When utilized as a method of treatment, the effective amount may depend on the particular condition being treated, the severity of the condition, the individual patient parameters including age, physical condition, size, gender and weight, the duration of the treatment, the nature of concurrent therapy (if any), the specific route of administration and like factors within the knowledge and expertise of the health practitioner. In some embodiments, the effective amount alleviates, relieves, ameliorates, improves, reduces the symptoms, or delays the progression of any disease or disorder in the subject. In some embodiments, the subject is a human.
In the context of the present disclosure insofar as it relates to any of the disease conditions recited herein, the terms “treat,” “treatment,” and the like mean to relieve or alleviate at least one symptom associated with such condition, or to slow or reverse the progression of such condition. Within the meaning of the present disclosure, the term “treat” also denotes to arrest, delay the onset (e.g., the period prior to clinical manifestation of a disease) and/or reduce the risk of developing or worsening a disease. For example, in connection with cancer the term “treat” may mean eliminate or reduce a patient's tumor burden, or prevent, delay, or inhibit metastasis, etc.
The phrase “pharmaceutically acceptable,” as used in connection with compositions and/or cells of the present disclosure, refers to molecular entities and other ingredients of such compositions that are physiologically tolerable and do not typically produce untoward reactions when administered to a subject (e.g., a mammal, a human). Preferably, as used herein, the term “pharmaceutically acceptable” means approved by a regulatory agency of the Federal or a state government or listed in the U.S. Pharmacopeia or other generally recognized pharmacopeia for use in mammals, and more particularly in humans. “Acceptable” means that the carrier is compatible with the active ingredient of the composition (e.g., the nucleic acids, vectors, cells, or therapeutic antibodies) and does not negatively affect the subject to which the composition(s) are administered. Any of the pharmaceutical compositions and/or cells to be used in the present methods can comprise pharmaceutically acceptable carriers, excipients, or stabilizers in the form of lyophilized formations or aqueous solutions.
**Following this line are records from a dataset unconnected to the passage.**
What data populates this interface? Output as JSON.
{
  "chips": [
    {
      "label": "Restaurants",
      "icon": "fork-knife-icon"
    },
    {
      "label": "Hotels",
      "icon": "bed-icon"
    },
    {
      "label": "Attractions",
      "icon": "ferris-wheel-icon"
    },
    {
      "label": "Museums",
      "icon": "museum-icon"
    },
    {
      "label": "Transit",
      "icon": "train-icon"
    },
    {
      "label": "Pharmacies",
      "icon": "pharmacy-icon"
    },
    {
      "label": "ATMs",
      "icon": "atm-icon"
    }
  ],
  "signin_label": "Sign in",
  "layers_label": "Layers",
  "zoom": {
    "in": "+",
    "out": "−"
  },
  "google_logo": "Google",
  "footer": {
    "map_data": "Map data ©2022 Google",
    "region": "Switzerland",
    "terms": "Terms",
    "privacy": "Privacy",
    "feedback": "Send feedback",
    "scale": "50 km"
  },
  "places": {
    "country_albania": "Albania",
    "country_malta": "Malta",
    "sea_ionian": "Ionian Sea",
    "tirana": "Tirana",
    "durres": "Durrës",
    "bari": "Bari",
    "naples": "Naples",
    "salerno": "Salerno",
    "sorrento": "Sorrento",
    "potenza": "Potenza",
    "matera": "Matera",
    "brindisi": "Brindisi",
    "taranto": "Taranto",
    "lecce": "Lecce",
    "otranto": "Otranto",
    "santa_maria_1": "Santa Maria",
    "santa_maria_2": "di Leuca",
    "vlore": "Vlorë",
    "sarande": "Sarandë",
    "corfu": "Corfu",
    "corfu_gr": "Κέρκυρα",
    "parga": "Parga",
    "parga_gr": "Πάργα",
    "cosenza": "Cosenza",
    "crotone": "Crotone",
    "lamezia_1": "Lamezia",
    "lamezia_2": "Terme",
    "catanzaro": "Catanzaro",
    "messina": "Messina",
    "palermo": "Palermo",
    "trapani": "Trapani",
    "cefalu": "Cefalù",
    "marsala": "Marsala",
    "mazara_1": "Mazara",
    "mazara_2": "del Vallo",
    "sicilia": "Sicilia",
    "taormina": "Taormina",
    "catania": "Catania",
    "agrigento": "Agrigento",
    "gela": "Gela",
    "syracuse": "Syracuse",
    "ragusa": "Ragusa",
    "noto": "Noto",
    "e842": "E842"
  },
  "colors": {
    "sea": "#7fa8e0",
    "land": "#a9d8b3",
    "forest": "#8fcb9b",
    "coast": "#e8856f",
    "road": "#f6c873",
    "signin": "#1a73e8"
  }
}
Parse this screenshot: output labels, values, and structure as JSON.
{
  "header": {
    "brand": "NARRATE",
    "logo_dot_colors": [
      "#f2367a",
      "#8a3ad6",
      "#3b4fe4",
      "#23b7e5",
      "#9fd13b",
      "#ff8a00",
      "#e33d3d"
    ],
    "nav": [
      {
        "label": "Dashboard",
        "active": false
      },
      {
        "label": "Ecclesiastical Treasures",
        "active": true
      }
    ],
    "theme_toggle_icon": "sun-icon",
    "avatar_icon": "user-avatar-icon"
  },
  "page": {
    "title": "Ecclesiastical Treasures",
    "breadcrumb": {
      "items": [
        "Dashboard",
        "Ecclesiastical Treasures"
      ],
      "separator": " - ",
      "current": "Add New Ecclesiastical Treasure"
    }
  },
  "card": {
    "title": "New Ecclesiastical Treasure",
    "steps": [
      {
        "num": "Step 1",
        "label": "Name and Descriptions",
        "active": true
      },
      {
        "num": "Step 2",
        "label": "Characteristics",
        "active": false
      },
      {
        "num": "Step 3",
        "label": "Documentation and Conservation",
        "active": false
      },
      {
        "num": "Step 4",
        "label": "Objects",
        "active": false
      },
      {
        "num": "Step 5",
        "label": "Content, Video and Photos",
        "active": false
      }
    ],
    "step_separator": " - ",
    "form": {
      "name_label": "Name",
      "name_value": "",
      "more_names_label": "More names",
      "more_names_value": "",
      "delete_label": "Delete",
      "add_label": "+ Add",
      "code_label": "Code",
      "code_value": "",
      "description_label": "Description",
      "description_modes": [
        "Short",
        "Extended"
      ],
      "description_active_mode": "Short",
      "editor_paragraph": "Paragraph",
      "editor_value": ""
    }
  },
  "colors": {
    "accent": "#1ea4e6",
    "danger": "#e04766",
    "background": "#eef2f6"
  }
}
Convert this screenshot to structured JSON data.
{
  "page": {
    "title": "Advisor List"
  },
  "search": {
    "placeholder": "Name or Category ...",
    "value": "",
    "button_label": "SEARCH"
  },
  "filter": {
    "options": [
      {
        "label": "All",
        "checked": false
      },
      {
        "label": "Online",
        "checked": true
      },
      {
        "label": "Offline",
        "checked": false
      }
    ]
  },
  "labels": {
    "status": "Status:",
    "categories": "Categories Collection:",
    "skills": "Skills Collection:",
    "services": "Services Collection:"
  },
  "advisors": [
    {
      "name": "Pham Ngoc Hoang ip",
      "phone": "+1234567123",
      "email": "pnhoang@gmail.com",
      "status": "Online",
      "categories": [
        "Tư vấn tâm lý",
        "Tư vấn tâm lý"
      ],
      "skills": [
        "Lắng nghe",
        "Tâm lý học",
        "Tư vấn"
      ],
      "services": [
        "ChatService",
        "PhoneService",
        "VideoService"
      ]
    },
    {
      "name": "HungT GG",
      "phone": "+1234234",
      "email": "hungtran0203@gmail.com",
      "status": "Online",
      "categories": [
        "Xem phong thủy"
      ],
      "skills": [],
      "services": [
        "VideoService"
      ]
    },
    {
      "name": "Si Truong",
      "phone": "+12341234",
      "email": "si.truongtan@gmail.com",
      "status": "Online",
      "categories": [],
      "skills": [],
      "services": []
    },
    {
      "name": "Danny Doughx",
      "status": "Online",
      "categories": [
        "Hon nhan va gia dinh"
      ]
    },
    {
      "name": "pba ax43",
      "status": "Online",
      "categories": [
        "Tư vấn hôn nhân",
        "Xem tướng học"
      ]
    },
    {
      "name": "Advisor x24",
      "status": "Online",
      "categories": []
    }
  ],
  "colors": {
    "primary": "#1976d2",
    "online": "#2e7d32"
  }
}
Pharmaceutically acceptable carriers, including buffers, are well known in the art, and may comprise phosphate, citrate, and other organic acids; antioxidants including ascorbic acid and methionine; preservatives; low molecular weight polypeptides; proteins, such as serum albumin, gelatin, or immunoglobulins; amino acids; hydrophobic polymers; monosaccharides; disaccharides; and other carbohydrates; metal complexes; and/or non-ionic surfactants. See, e.g., Remington: The Science and Practice of Pharmacy 20th Ed. (2000) Lippincott Williams and Wilkins, Ed. K. E. Hoover.
Also within the scope of the present disclosure are kits that include the components of the present system.
The kit may include instructions for use in any of the methods described herein. The instructions can comprise a description of administration of the present system or composition to a subject to achieve the intended effect. The instructions generally include information as to dosage, dosing schedule, and route of administration for the intended treatment. The kit may further comprise a description of selecting a subject suitable for treatment based on identifying whether the subject is in need of the treatment.
The kits provided herein are in suitable packaging. Suitable packaging includes, but is not limited to, vials, bottles, jars, flexible packaging, and the like. A kit may have a sterile access port (for example, the container may be an intravenous solution bag or a vial having a stopper pierceable by a hypodermic injection needle). The container may also have a sterile access port.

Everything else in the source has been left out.